Kenya stands to lose $93.8 million (Sh16. 5 billion) a year.

This could happen if the European Union (EU) endorses a proposal to amend the Market Access Regulations that allow duty free flower exports to the EU market.

The East African Legislative Assembly (Eala) passed a resolution urging the East African Community  (EAC) Council of Ministers to engage EU and address the region’s concerns. EU endorsement could derail the completion of Economic Partnership Agreement negotiations.
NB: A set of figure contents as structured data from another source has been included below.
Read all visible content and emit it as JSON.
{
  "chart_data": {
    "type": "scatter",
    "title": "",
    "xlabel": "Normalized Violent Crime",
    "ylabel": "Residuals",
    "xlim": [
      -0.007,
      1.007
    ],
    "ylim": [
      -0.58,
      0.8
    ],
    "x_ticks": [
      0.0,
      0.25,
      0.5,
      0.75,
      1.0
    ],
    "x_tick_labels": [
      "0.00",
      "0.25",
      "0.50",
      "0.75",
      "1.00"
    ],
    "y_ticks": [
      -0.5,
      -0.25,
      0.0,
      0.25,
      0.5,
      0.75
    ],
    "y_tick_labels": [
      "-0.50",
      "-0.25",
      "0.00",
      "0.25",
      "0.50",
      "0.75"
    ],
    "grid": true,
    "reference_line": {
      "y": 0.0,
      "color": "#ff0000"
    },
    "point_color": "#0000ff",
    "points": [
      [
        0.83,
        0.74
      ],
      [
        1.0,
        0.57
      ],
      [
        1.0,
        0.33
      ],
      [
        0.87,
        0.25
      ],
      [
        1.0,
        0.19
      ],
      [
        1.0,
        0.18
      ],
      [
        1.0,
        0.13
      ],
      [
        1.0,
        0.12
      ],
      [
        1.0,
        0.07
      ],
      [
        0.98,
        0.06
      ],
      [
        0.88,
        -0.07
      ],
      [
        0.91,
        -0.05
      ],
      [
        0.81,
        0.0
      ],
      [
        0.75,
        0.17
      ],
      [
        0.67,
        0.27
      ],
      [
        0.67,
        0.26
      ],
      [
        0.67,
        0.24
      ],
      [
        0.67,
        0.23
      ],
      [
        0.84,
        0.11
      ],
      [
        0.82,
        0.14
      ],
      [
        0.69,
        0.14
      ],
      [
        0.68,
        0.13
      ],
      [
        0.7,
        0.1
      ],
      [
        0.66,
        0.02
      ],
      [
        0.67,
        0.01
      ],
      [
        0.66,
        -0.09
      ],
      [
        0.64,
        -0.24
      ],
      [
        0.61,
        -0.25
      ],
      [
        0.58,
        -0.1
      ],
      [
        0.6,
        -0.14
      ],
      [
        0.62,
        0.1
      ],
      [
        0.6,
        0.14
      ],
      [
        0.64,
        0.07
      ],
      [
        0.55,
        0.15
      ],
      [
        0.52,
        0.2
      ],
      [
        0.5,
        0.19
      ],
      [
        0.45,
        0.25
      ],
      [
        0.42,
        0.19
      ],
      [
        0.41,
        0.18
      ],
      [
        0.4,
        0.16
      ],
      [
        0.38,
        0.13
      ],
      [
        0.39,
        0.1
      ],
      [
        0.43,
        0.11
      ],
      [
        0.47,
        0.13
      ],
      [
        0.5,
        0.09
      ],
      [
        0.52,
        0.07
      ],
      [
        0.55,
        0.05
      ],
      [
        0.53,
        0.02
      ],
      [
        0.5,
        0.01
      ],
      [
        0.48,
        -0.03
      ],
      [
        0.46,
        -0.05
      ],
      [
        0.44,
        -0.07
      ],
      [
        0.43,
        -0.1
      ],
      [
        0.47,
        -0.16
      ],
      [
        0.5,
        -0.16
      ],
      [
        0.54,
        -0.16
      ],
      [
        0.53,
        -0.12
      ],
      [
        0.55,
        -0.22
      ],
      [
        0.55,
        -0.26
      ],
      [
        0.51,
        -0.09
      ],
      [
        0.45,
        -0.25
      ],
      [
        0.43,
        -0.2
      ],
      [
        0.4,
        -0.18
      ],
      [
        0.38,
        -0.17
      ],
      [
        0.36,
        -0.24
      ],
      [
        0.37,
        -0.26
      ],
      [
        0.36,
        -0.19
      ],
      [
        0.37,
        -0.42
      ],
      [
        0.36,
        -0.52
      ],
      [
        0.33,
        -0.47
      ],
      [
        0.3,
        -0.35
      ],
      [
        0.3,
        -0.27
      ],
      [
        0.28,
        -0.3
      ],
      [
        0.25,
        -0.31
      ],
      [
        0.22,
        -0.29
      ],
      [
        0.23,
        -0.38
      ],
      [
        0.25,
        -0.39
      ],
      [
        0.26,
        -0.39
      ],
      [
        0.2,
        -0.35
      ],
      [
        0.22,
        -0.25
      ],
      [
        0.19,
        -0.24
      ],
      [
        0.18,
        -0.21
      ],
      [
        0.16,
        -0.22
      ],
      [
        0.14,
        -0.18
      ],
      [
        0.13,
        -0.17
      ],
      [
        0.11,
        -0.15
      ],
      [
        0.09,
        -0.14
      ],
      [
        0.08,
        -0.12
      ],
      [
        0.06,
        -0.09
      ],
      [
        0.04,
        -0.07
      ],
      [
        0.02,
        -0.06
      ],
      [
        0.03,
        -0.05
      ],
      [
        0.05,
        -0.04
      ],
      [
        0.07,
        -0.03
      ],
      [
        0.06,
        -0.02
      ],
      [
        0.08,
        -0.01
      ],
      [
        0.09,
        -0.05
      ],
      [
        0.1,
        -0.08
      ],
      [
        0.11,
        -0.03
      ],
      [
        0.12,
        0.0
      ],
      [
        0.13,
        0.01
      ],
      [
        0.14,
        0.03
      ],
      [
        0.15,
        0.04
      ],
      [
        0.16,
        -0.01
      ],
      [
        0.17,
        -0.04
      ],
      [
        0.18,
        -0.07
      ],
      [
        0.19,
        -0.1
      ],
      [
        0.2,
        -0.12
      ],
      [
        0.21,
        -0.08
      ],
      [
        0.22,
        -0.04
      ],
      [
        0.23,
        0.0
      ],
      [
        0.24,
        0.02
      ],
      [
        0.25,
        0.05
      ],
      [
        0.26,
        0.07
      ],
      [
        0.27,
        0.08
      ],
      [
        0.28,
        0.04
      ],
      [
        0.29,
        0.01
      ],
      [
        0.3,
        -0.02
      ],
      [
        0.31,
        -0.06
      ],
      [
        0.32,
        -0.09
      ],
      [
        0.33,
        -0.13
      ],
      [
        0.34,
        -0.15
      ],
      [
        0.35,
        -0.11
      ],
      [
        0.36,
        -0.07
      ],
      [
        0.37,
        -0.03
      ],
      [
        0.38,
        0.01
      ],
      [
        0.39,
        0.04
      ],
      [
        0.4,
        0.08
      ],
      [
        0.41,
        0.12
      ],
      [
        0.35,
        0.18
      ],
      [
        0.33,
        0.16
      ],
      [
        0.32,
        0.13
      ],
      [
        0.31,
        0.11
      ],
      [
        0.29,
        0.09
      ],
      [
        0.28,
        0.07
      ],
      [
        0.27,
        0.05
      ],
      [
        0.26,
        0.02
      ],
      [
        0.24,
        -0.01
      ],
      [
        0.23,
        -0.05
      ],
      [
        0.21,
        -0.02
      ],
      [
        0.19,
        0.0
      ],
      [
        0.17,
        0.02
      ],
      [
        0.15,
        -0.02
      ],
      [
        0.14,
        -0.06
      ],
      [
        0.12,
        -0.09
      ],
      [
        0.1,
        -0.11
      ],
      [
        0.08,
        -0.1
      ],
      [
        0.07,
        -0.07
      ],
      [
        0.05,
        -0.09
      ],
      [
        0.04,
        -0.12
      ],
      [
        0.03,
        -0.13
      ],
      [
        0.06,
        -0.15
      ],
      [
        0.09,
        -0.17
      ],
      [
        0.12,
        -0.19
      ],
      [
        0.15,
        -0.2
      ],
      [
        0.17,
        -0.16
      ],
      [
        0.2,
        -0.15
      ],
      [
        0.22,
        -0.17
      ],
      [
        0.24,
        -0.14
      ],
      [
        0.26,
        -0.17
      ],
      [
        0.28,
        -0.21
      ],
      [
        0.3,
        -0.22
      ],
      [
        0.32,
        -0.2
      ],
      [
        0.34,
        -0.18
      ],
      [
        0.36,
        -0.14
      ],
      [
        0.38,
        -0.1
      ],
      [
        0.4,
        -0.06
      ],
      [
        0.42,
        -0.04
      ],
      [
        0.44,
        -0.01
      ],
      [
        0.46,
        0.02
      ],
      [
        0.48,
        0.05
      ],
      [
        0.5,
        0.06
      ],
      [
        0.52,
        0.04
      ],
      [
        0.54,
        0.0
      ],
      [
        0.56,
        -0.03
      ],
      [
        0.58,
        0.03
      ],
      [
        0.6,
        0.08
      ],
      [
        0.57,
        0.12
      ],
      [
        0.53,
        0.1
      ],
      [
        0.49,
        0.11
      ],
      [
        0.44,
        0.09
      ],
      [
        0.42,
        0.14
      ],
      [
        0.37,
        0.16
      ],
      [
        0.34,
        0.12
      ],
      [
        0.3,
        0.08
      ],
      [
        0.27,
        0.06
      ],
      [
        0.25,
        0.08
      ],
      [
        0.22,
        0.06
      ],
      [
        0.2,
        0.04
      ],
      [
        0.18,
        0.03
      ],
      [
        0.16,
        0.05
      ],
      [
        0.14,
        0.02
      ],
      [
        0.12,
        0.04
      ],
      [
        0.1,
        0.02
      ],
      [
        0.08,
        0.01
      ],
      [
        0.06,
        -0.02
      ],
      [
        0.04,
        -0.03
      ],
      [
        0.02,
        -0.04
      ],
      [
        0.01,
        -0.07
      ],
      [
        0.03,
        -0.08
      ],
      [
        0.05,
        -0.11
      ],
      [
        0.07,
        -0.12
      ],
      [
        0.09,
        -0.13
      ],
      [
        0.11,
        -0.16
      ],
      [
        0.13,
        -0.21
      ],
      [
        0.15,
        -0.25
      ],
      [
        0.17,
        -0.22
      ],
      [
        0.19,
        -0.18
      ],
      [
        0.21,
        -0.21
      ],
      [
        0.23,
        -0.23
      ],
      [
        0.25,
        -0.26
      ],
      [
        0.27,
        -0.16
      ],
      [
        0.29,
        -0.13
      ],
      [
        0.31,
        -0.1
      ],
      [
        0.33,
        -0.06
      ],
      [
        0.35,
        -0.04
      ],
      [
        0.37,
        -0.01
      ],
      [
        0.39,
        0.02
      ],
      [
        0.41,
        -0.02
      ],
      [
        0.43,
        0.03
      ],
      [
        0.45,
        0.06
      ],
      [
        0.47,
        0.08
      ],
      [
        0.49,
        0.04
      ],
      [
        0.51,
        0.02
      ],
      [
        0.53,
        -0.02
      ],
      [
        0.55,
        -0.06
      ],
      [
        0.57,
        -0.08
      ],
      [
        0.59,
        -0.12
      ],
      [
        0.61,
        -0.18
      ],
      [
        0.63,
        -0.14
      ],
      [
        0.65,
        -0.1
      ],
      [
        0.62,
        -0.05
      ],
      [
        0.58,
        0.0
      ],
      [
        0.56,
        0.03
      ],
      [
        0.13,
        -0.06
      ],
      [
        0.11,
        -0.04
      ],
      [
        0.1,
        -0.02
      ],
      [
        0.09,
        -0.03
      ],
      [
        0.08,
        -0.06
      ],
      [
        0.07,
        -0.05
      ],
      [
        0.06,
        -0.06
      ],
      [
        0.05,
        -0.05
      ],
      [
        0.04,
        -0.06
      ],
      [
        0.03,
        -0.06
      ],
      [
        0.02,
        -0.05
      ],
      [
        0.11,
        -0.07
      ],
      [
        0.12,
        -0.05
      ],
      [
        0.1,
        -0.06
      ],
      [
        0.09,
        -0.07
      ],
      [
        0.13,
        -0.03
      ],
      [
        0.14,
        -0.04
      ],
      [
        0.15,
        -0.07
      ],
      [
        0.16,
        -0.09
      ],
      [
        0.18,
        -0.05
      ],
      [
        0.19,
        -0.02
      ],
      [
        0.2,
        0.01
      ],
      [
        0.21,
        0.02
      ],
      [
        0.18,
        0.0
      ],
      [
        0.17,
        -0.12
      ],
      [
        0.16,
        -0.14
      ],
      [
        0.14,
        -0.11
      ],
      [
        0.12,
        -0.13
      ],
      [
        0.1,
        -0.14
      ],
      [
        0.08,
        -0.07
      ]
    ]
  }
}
“EAC suffers from chronic supply-side constraints and challenges and if implemented, the economic bloc stands to lose tariff revenue amounting to approximately $301 million (Sh25.5 billion) yearly,”said Gervase Akhaabi, Kenyan Eala MP who read the resolution. “Kenya alone shall lose tariff revenue amounting to $193.8 million a year,”

Early this year, the European Commission proposed an amendment to the regulations, which if implemented, local flowers will attract 16 per cent duty and therefore raise the cost of trading in flowers with the EU.

Kenya heavily relies on the EU market  for its horticulture exports  like flowers, tea, vegetables and coffee.  It could suffer most if the avenues are closed. Trade between the EAC and EU is about Sh450 billion.

“The EAC had requested for amendment on Market Access Regulation (EC 1528/2007),” EAC Secretary General Amb Richard Sezibera said.

“There is no stalemate in the talks but in certain areas the negotiators are yet to arrive at consensus,” EAC Secretary General Amb Richard Sezibera said. Uganda’s deputy Prime Minister and minister for EAC, Eriya Kategaya said it was important for the region to continue to negotiate as a bloc.